Я чувствовал себя старше однокашников – тех, у кого было по два родителя, тех, что жили в нормальных домах. Я и выглядел старше. В классе я обогнал всех по росту. «Парни, у которых высокие сестры, в итоге становятся высокими парнями», – говаривала Мэйв – и была права. И все же я не был уверен, что отец отпустит меня в Нью-Йорк одного. Хоть я и был высоким, да и учился хорошо, хоть я и вполне мог сам о себе позаботиться, мне было всего двенадцать.

Но, к моему удивлению, отец сказал, что сам отвезет меня в Нью-Йорк, а домой я смогу вернуться на поезде. На машине до Барнарда было около двух с половиной часов. Отец сказал, что мы заедем за Мэйв и пообедаем втроем, а потом он вернется в Элкинс-Парк. Это втроем прозвучало так ностальгически, будто связывало нас нечто большее, чем обстоятельства.

Андреа быстренько пронюхала об этом и объявила за ужином, что поедет с нами: у нее в городе столько дел! Однако, обдумав все еще раз, она сказала, что девочки тоже поедут, и после того, как меня передадут Мэйв, отец покажет им город. «Девочки ни разу не были в Нью-Йорке, а ты оттуда родом! – сказала Андреа, как будто он умышленно утаивал от них Нью-Йорк. – Мы отправимся на пароме к статуе Свободы – ну не чудесно ли?» – обратилась она к девочкам.

Я тоже не бывал в Нью-Йорке, но решил об этом не заикаться, чтобы не показалось, будто я пытаюсь примазаться к их компании. К тому моменту, когда Сэнди подала десерт, Андреа уже толковала о бронировании отеля и спектаклях. Нет ли у отца знакомого, который смог бы достать билеты на «Звуки музыки»?

– Почему, прежде чем что-то спланировать, ты вечно тянешь до последней минуты? – спросила она и тут же принялась обсуждать возможность встретиться с несколькими художниками-портретистами. – Нужно, чтобы кто-то написал портреты девочек.

Я изучал крошки ревеневого пирога на своей тарелке. Ну и ладно. Всего-то пожертвую ланчем – этой нелепицей на троих. Зато мы увидимся с Мэйв; это было все, чего мне хотелось. Какая разница, кто еще будет в машине? Разочарование – прямое следствие ожиданий, и в те дни я не ожидал, что Андреа согласится на что-то меньшее, чем запланировала.

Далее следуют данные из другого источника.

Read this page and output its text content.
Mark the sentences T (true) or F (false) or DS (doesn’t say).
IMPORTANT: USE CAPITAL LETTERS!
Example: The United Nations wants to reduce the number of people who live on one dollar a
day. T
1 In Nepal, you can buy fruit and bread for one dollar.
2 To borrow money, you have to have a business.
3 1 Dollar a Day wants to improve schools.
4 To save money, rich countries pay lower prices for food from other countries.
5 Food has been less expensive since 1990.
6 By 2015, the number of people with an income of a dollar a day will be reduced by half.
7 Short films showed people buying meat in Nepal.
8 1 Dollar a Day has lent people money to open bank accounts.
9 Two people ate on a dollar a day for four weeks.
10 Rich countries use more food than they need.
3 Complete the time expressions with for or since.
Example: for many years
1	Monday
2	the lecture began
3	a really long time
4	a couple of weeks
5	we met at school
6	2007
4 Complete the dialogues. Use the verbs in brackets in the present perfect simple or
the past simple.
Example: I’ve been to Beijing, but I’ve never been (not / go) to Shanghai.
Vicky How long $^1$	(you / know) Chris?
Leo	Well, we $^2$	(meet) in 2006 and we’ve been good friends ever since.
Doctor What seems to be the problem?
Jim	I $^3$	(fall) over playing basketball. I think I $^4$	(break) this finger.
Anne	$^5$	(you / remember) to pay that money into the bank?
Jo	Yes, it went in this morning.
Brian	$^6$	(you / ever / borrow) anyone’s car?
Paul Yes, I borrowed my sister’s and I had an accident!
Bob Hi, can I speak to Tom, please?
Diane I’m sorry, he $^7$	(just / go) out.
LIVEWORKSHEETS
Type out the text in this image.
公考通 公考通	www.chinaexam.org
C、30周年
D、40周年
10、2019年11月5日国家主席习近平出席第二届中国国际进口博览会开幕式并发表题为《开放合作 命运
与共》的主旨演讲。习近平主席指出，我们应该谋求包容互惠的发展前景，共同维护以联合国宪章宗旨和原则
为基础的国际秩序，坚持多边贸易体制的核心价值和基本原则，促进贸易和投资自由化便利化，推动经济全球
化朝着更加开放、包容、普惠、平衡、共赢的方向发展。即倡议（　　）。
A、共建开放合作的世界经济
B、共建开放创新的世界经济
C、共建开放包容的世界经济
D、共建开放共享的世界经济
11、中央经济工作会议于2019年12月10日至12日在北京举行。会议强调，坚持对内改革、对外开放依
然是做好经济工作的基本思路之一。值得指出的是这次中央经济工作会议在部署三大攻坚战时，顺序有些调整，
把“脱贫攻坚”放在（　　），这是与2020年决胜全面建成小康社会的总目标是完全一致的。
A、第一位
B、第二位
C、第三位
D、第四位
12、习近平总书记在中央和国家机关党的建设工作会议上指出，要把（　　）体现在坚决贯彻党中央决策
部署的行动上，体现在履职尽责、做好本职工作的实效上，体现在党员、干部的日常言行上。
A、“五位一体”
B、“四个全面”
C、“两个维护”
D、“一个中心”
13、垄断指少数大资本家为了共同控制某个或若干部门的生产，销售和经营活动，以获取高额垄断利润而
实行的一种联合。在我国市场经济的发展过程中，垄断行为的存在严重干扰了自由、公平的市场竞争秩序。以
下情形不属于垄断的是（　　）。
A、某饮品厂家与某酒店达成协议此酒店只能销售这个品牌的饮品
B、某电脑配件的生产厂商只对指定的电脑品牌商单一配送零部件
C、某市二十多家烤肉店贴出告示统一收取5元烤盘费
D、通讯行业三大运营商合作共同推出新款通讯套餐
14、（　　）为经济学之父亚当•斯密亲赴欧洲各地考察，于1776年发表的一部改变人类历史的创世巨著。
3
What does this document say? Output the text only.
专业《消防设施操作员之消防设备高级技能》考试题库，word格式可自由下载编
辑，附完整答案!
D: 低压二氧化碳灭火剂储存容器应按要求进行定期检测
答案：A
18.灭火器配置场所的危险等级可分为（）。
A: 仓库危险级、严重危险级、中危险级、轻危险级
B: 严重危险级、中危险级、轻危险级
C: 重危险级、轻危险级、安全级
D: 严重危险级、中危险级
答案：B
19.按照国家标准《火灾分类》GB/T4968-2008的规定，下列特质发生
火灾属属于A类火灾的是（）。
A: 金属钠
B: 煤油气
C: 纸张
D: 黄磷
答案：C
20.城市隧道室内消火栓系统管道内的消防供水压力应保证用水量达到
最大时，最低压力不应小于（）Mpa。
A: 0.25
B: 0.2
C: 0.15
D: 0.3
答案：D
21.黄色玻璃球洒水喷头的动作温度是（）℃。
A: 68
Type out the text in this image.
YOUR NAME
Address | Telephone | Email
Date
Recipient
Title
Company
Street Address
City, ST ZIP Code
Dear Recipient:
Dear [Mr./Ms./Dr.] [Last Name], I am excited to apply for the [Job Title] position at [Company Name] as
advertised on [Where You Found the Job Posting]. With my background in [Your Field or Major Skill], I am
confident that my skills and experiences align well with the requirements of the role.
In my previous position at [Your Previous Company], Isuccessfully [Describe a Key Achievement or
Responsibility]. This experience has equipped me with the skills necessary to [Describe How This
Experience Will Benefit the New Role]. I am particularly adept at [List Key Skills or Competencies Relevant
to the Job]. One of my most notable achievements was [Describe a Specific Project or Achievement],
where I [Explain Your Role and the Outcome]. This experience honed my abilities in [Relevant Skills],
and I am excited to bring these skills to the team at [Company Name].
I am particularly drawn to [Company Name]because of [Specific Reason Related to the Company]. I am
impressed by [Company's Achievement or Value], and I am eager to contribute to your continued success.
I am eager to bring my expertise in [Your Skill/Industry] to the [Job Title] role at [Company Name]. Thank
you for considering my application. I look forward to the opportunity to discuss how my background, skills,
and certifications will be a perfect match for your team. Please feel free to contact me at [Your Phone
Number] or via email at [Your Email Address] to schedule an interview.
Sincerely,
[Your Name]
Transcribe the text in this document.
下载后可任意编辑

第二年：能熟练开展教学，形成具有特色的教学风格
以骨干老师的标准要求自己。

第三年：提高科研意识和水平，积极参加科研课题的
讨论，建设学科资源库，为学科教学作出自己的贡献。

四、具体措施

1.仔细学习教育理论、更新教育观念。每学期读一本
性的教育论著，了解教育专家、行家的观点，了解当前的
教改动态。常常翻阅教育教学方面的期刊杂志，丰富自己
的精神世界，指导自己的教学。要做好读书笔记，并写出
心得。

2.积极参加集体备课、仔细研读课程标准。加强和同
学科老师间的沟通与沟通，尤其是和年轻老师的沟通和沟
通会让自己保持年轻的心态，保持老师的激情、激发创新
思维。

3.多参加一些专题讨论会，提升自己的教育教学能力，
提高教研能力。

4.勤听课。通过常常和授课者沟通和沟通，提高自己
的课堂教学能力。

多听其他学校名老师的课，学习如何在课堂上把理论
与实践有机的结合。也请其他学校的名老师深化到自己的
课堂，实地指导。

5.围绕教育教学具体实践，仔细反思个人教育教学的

Но наутро – я еще хлопья не доел – отец толкнул маятниковые двери в кухню. Он постучал двумя пальцами по столу прямо у моей плошки. «Пора ехать, – сказал он. – Давай». Андреа нигде не было видно. Девочки все еще были в комнате Мэйв (как и предсказывала Брайт, спали они вместе), Сэнди и Джослин еще не приехали. Я не стал спрашивать, в чем дело, или напоминать, что его жена и ее дочери вроде как тоже собирались с нами. Я не пошел за книжкой, которую хотел почитать в поезде на обратном пути, не сказал, что мы должны были выехать только через два часа. Я оставил плошку с недоеденными хлопьями на столе – прости, Сэнди, – и вышел за дверь вслед за ним. Мы линяли от Андреа. Пасха в том году была поздняя, и утро сочилось запредельной сладостью гиацинтов. Отец шел быстро, ноги у него были до того длинны, что, даже несмотря на его хромоту, я едва за ним поспевал. Мы прошли под сводом еще не расцветшей глицинии, и весь путь до гаража в голове у меня стучало: Побег, побег, побег. С каждым шагом мы вбивали это слово в гравий.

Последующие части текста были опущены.